Although Bar-Ilan University professor Gerald Steinberg, another political scientist, does not call for unilateral retreat from Judea and Samaria, he said that with Hamas’ victory there is “very little chance of political compromise” (ibid)—which suggests that territorial compromise over Judea and Samaria is desirable and that it was possible with Fatah! Obviously Steinberg does not take the genocidal objectives of these Arabs seriously. He too obscures the enormity of evil.

The only intelligent response to decades of Arab terrorism against the Jews is a national strategy whose goal is the elimination of the PA and the entire Arab terrorist network west of the Jordan River.

Such a strategy logically requires the incorporation of Judea, Samaria, and Gaza into the State of Israel, which in turn will necessitate a Land Act to settle 200,000 more Jews in these areas in five years while prompting Arabs to leave by means of financial incentives. Needless to say, Israel’s ruling elites lack the intestines for such a strategy—which is why they are unteachable.

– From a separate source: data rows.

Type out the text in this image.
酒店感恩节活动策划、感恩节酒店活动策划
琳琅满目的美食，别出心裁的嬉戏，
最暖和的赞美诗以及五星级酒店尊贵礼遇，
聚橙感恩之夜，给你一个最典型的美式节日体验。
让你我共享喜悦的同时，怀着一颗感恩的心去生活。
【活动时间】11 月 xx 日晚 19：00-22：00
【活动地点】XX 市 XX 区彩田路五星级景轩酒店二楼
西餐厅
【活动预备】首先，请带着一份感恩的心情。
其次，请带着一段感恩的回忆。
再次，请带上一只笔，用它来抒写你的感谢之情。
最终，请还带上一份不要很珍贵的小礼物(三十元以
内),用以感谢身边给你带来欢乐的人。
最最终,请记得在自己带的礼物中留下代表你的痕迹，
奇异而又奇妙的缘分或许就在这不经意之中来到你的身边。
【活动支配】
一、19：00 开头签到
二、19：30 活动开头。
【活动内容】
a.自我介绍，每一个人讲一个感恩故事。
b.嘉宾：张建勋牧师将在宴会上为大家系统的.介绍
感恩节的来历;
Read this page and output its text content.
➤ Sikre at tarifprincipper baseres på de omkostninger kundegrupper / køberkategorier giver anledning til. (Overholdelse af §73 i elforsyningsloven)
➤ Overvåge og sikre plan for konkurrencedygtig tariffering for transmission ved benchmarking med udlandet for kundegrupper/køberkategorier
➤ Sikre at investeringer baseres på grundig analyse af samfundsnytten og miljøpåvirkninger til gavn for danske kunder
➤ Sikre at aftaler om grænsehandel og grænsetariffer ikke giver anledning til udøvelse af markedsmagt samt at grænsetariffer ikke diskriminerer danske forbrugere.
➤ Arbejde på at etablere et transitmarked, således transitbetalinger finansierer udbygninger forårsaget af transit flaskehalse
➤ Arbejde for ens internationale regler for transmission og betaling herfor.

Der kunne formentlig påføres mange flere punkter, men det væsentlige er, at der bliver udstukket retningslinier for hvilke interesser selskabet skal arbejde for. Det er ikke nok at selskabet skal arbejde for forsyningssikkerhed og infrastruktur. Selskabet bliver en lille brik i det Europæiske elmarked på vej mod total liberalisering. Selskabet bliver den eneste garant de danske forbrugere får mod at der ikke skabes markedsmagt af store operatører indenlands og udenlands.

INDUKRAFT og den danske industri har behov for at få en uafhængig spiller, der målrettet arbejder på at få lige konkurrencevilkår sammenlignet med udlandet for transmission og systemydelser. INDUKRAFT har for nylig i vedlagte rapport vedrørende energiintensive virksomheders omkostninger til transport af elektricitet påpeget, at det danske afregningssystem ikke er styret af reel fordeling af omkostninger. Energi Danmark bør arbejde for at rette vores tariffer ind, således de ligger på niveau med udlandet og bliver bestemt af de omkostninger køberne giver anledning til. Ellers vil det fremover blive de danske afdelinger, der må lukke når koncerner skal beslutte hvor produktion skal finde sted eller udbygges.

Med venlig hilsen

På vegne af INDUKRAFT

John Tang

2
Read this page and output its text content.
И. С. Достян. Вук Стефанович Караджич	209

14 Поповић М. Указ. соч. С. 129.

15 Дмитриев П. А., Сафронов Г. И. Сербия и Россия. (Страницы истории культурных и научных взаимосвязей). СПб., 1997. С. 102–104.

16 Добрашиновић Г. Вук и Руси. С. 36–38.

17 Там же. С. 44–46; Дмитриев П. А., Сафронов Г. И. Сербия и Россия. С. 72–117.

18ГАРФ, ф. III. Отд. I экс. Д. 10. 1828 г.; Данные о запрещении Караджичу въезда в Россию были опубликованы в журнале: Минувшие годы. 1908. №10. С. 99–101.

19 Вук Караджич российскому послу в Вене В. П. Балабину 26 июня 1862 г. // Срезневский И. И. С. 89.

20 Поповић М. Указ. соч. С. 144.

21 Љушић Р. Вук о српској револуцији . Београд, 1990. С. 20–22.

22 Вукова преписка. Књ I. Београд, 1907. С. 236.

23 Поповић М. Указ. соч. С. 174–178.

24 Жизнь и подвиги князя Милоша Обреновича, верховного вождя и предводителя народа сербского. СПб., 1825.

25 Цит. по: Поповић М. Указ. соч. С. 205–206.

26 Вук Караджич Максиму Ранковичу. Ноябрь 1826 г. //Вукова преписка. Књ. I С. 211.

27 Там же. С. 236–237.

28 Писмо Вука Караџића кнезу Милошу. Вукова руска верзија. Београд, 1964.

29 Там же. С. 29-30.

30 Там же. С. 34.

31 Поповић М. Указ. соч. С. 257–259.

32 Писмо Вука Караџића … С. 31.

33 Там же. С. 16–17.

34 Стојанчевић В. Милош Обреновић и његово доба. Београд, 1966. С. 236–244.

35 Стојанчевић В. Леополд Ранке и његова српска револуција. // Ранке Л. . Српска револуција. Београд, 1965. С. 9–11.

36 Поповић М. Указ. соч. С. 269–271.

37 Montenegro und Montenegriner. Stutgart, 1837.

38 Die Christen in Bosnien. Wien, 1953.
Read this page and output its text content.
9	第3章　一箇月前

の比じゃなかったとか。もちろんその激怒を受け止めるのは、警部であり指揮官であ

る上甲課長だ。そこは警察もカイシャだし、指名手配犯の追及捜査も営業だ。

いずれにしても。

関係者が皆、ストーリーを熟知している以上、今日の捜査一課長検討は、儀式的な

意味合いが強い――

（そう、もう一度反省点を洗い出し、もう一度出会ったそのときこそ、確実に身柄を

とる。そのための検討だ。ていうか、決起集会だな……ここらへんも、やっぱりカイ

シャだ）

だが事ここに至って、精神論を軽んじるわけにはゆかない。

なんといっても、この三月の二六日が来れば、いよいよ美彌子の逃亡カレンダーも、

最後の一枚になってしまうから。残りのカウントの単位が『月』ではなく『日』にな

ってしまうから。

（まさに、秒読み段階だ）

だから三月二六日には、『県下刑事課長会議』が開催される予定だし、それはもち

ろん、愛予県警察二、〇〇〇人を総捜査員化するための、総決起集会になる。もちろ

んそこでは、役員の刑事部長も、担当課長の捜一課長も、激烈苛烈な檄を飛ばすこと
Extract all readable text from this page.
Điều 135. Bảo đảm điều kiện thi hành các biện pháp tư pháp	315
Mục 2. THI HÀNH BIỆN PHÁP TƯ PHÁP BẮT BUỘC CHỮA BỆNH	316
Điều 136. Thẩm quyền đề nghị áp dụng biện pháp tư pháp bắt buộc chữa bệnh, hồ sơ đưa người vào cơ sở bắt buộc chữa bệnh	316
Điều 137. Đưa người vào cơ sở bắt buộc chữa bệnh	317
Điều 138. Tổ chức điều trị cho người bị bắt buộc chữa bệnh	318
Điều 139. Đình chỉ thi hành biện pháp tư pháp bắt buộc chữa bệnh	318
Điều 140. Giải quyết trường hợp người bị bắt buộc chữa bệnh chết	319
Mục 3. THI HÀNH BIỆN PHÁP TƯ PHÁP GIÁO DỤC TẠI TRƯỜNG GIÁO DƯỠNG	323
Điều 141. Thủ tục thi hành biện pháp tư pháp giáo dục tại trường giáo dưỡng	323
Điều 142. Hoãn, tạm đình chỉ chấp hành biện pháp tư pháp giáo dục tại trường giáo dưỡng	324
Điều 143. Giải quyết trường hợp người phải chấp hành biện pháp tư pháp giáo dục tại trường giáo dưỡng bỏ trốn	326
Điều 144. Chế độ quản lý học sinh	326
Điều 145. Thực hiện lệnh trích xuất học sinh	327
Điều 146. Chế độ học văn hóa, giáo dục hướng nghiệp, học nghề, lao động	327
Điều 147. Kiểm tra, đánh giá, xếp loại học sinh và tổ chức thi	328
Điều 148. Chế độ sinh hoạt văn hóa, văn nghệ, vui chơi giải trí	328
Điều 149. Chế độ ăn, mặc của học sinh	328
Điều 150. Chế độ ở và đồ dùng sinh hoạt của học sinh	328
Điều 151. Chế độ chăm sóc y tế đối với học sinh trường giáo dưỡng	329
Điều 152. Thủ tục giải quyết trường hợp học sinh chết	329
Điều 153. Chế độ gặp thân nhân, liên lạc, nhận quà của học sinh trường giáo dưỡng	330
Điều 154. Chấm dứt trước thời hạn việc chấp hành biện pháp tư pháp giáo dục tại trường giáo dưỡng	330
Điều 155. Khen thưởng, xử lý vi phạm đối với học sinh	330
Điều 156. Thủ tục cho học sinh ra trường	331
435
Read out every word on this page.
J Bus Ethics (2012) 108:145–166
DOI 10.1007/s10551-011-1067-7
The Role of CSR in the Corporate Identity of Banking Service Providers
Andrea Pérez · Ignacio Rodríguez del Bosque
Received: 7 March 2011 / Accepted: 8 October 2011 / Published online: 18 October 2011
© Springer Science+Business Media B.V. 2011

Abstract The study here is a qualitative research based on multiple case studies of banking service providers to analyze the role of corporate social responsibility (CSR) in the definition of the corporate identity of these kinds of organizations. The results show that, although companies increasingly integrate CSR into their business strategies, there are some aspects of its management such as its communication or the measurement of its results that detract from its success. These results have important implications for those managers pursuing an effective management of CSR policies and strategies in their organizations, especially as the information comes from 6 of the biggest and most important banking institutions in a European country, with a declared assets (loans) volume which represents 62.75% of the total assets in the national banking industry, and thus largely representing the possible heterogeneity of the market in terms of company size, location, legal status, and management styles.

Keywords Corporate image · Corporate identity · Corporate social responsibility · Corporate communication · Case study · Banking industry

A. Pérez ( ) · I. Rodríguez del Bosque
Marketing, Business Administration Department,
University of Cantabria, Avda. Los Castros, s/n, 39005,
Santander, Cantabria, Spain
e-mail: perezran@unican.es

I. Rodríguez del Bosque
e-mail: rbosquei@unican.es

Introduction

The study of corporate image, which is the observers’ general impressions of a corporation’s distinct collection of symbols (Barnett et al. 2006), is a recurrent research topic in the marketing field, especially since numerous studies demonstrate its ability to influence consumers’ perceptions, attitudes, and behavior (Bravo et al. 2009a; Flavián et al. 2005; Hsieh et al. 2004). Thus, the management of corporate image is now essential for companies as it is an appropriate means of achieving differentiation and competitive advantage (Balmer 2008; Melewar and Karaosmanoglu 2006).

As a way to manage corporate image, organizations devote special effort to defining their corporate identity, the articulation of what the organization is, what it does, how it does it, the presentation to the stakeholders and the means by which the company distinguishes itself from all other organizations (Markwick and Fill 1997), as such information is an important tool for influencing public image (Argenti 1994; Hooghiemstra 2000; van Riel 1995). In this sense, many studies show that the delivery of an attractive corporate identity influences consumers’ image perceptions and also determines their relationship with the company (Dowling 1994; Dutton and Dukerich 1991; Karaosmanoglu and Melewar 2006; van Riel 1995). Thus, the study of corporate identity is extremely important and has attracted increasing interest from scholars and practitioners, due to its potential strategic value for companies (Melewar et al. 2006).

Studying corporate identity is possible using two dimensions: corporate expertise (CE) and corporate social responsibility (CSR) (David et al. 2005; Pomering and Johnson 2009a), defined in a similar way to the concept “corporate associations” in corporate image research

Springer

And so the symposium sponsored by The Jerusalem Post was not encouraging. More talk by small politicians about another election—an election that will change nothing. No party called for parliamentary electoral reform, and of course none called for “regime change,” which is the only thing that can curtail institutional corruption and prevent Israel’s demise.

All I could do at that symposium was hand out flyers of the Jewish National Alliance, Hazit. The flyer challenged the so-called nationalist and religious parties to issue a joint statement calling for the abrogation of Oslo. The flyer also contained Hazit’s 10-point national strategy, which, despite its brevity, has no equal in depth and comprehensiveness.

Israelis will waste their votes voting for any other party!